Mientras, por los “praos" del valle, corren las últimas sombras. Huyen del sol y
buscan refugio en un lugar
ignorado.
Pronto un extraño hormigueo de felicidad recorre las venas del chaval recién despertado al recordar que hoy es la festividad de Nuestra Señora del Acebo, la mejor romería de toda la
comarca.
Los últimos
vestigios de sueño desaparecen como por encanto, la mente
se lúcida, despejada. Frena el intento de saltar de la cama y se recrea
imaginando el feliz día que le aguarda. El mismo que recuerda
desde que tiene uso de razón. En unos escasos minutos desfilan ante
sus ojos las “imagenes" de todo un día.
Los grupos de mozas y mozos, las familias
enteras, desde el abuelo ayudándose con sus muletas hasta el “pequenin" en hombros, forman interminables hileras por todos
los escarpados caminos que ascienden hasta el santuario. Suben los jóvenes a paso rápido, con las botas de vino colgando. De
cuando en cuando se paran, las elevan sobre sus cabezas y les dan un tiento.
Los de edad madura suben más lentamente, hablando de leyendas del
santuario y de otras mil cosas. Pero todos, igual jóvenes que ancianos, tienen una cosa en común, el brillo de la alegría en sus
ojos.
Después de mucho
subir, al llegar a un cerro llamado “Penablanca” desde el que se divisa la majestuosa silueta de piedra gris del santuario
recortada sobre el cielo azul celeste, los devotos se detienen y rezan una
oración. Es una costumbre tan antigua como el vetusto santuario que,
generación tras generación, conservan quienes habitan en la zona.
Después reanudan la marcha y la gente que va llegando se sienta
alrededor a una cruz de piedra que se alza sobre un montículo. Desde “alli” se divisa
todo el campo del santuario. Recuperados de la fatiga de la costosa subida se
dirigen a la iglesia para cumplir sus promesas, asistir a misa y a la procesión alrededor de la iglesia.
Más tarde las
familias se reúnen formando círculos “entorno” a los
manteles “estendidos" sobre el
mullido campo. De las rebosantes cestas van saliendo tortillas,
empanadas, “choscos", lacones, perniles y un sin fin de ricas cosas. El
vino corre a raudales, nadie, desde el más “pequeno" al más anciano se
queda sin beber. Los corros se van juntando hasta ocupar por entero el campo y
los trozos de carne, tortilla o empanada, igual que la bota de vino va de unos
corros a otros. Comen entre risas ,con
gritos de alegría, de amistad y paz, respirando el aroma
de las mil flores distintas que visten el campo de colores.
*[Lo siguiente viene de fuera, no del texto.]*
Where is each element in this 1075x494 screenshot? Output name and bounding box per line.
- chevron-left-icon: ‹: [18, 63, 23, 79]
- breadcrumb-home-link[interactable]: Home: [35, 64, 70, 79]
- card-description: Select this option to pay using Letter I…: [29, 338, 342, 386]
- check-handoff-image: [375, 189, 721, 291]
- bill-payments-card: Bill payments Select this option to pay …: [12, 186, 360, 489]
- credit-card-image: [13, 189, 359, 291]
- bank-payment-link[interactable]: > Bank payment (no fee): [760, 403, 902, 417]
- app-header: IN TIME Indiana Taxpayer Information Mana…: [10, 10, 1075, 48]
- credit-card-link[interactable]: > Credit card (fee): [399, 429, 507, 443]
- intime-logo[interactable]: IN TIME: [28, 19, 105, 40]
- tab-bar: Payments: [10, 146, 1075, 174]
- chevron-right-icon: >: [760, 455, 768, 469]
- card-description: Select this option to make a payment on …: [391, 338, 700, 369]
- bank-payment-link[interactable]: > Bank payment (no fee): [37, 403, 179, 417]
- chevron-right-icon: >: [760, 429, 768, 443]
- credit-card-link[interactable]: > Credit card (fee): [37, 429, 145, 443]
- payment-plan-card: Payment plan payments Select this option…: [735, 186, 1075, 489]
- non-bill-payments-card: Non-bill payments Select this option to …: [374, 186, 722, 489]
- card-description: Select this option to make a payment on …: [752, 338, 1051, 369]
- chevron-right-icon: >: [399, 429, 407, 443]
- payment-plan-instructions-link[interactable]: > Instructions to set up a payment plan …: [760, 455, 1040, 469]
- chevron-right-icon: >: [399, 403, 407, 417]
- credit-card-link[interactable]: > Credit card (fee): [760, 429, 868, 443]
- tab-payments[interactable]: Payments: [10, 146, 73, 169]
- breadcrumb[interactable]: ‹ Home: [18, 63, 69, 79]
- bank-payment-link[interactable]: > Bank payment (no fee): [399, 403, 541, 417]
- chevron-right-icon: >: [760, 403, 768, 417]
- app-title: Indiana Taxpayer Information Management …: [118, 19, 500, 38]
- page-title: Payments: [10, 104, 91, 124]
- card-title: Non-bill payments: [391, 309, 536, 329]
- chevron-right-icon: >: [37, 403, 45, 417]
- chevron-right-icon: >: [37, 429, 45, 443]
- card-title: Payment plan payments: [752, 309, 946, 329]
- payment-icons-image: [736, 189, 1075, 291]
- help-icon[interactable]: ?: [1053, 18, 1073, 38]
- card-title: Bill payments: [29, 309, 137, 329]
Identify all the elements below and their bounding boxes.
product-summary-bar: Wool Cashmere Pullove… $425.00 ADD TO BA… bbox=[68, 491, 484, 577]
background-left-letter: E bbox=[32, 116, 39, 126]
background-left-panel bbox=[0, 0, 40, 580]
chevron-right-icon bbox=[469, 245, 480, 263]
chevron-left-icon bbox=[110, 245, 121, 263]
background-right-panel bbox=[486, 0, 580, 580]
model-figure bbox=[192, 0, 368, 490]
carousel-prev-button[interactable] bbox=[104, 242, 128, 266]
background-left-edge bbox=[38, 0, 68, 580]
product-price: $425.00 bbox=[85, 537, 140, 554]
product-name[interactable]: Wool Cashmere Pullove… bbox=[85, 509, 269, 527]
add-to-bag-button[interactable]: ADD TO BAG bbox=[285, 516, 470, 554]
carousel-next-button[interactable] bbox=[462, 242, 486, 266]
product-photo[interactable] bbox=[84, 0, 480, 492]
Luego suena la música, la gaita o el “acordeon",
los jóvenes se levantan y en los corros solo quedan los más viejos hablando de sus cosas. La
mocedad baila y se divierte hasta que el anochecer se aproxima, entonces todos
se dirigen al santuario a despedirse de la Virgen. Ella queda en su trono,
resplandeciente de ver como confían en Ella
quienes habitan estas vastas montañas.
Poco a poco comienzan a tomar el camino
de bajada, más lentamente que cuando subieron. El día ha concluido y las risas
no se oyen. En el campo solo quedan algunos papeles que “envolvian" las meriendas mecidos por una suave brisa Esperan
el golpe de viento que les lleve lejos para dejar el campo limpio como cuando
amanecía.
Durante la bajada algunas mujeres se
meten entre el “toxio" y la “folguera" a coger arándanos para
meter en aguardiente o flores de manzanilla. Los “nenos" cogen clariones en la cantera que “esta” a la orilla del camino para escribir en
la pizarra de la escuela que pronto va a empezar.
Las sombras ya invaden el valle, en la
cumbre el sol, como si quisiera prolongar el día, aún dora las paredes del cada vez más pequeño y lejano santuario del Acebo.
Al fin el chaval se levanta, está radiante, lleno de ilusión por el día que tiene por delante.